Effect of AlN nucleation layer growth conditions on buffer leakage in AlGaN∕GaN high electron mobility transistors grown by molecular beam epitaxy (MBE)

Abstract

The effect of the AlN nucleation layer growth conditions on buffer leakage in unintentionally doped AlGaN∕GaN high electron mobility transistors was investigated. The samples were grown by rf-plasma assisted molecular beam epitaxy on 4H–SiC (0001). Drain-source leakage currents were found to be markedly different for samples grown with different Al∕N flux ratios during the AlN nucleation layer. Growth of N-rich nucleation layers (Al∕N<1) resulted in a significant reduction in buffer leakage.
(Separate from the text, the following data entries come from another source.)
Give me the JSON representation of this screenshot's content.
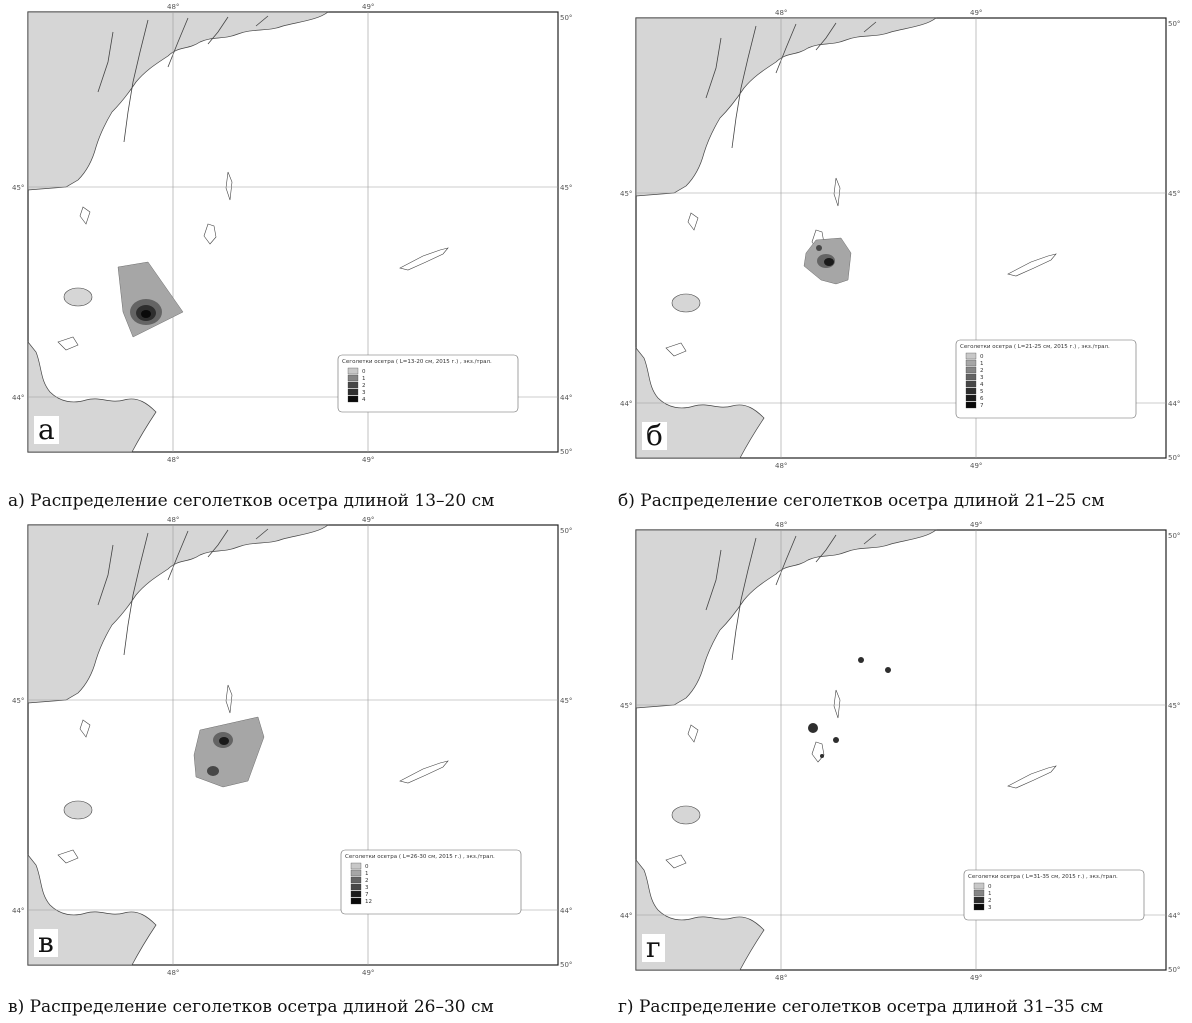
{
  "panels": [
    {
      "id": "a",
      "letter": "а",
      "caption": "а) Распределение сеголетков осетра длиной 13–20 см",
      "legend_title": "Сеголетки осетра  ( L=13-20 см, 2015 г.) , экз./трал.",
      "legend_values": [
        "0",
        "1",
        "2",
        "3",
        "4"
      ],
      "lon_labels": [
        "48°",
        "49°",
        "50°"
      ],
      "lat_labels": [
        "45°",
        "44°"
      ]
    },
    {
      "id": "b",
      "letter": "б",
      "caption": "б) Распределение сеголетков осетра длиной 21–25 см",
      "legend_title": "Сеголетки осетра  ( L=21-25 см, 2015 г.) , экз./трал.",
      "legend_values": [
        "0",
        "1",
        "2",
        "3",
        "4",
        "5",
        "6",
        "7"
      ],
      "lon_labels": [
        "48°",
        "49°",
        "50°"
      ],
      "lat_labels": [
        "45°",
        "44°"
      ]
    },
    {
      "id": "c",
      "letter": "в",
      "caption": "в) Распределение сеголетков осетра длиной 26–30 см",
      "legend_title": "Сеголетки осетра  ( L=26-30 см, 2015 г.) , экз./трал.",
      "legend_values": [
        "0",
        "1",
        "2",
        "3",
        "7",
        "12"
      ],
      "lon_labels": [
        "48°",
        "49°",
        "50°"
      ],
      "lat_labels": [
        "45°",
        "44°"
      ]
    },
    {
      "id": "d",
      "letter": "г",
      "caption": "г) Распределение сеголетков осетра длиной 31–35 см",
      "legend_title": "Сеголетки осетра  ( L=31-35 см, 2015 г.) , экз./трал.",
      "legend_values": [
        "0",
        "1",
        "2",
        "3"
      ],
      "lon_labels": [
        "48°",
        "49°",
        "50°"
      ],
      "lat_labels": [
        "45°",
        "44°"
      ]
    }
  ],
  "colors": {
    "land": "#d6d6d6",
    "coast": "#444444",
    "grid": "#999999",
    "scale": [
      "#c8c8c8",
      "#a6a6a6",
      "#858585",
      "#646464",
      "#474747",
      "#2e2e2e",
      "#1a1a1a",
      "#0a0a0a"
    ]
  }
}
Secondary ion mass spectroscopy results showed that Si incorporation into Al-rich AlN layers (Al∕N>1) grown on SiC was as high as ∼1–2×1018atoms∕cm3. In contrast, Si incorporation into N-rich AlN layers was two orders of magnitude lower, ∼2×1016atoms∕cm3. Initial devices grown on low-leakage material realized via N-rich nucleation yielded output power densities at 4GHz of 4.8W∕mm with a power added efficiency (PAE) of 62% at a drain bias of 30V, and 8.1W∕mm with a PAE of 38% at a drain bias of 50V.